Performance: Evaluation results from publicly accessible datasets show that the overall performance of text-embedding-v2 is improved by using a pre-trained model as a foundation and by applying Specific Fine-Tuning (SFT) strategies.
The text-embedding-v3 model incorporates the following updates based on text-embedding-v2:
More supported languages: text-embedding-v3 supports more than 50 languages, including Italian, Polish, Vietnamese, and Thai.
Input token length: The maximum token length increases from 2,048 to 8,192.
Variable dense vector dimension: text-embedding-v3 allows you to select the dimension of dense vectors from 512, 768, or 1,024. To reduce the cost of downstream tasks while maintaining high performance, the maximum vector dimension of text-embedding-v3 is reduced to 1,024.
Unified treatment of query and document types: text-embedding-v3 does not differentiate between the types of input text and maintains high performance. You do not need to specify query or document for the text_type parameter.
Support for sparse vectors: text-embedding-v3 supports dense and sparse vectors. You can specify the output_type parameter to control whether the output is dense vectors, sparse vectors, or both.
Performance: Evaluation results from publicly accessible datasets show that the overall performance of text-embedding-v3 is improved by using a pre-trained model as a foundation and by applying SFT strategies.

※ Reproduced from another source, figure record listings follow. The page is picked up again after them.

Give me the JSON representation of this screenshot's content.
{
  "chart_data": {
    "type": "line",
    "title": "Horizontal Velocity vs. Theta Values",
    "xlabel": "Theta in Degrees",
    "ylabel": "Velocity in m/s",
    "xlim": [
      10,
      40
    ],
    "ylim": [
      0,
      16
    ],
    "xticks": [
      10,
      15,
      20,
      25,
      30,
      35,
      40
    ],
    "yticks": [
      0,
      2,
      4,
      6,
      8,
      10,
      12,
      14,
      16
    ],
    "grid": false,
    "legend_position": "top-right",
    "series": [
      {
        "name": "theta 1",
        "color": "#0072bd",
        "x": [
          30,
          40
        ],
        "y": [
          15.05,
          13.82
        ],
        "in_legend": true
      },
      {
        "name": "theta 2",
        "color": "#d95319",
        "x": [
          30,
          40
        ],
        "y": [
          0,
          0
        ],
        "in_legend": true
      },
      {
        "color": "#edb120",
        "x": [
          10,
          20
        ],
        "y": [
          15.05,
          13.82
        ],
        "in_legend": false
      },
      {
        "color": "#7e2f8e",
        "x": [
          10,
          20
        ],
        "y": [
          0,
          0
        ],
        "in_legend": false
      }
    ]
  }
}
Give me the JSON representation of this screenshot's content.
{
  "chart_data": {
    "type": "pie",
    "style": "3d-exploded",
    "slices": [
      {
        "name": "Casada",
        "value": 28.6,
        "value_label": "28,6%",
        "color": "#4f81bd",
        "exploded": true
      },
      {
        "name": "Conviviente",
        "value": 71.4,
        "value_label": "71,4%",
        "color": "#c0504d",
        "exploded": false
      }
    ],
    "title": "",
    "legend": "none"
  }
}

Model | MTEB | MTEB (retrieval task) | CMTEB | CMTEB (retrieval task) |
text-embedding-v1 | 58.30 | 45.47 | 59.84 | 56.59 |
text-embedding-v2 | 60.13 | 49.49 | 62.17 | 62.78 |
text-embedding-v3 | 63.39 | 55.41 | 68.92 | 73.23 |
Different vector dimensions of text-embedding-v3
Model | Vector dimension | MTEB | MTEB (retrieval task) | CMTEB | CMTEB (retrieval task) |
text-embedding-v3 | 1,024 | 63.39 | 55.41 | 68.92 | 73.23 |
text-embedding-v3 | 768 | 62.43 | 54.74 | 67.90 | 72.29 |
text-embedding-v3 | 512 | 62.11 | 54.30 | 66.81 | 71.88 |
Normalization: By default, text-embedding-v2 and text-embedding-v3 normalize output vectors.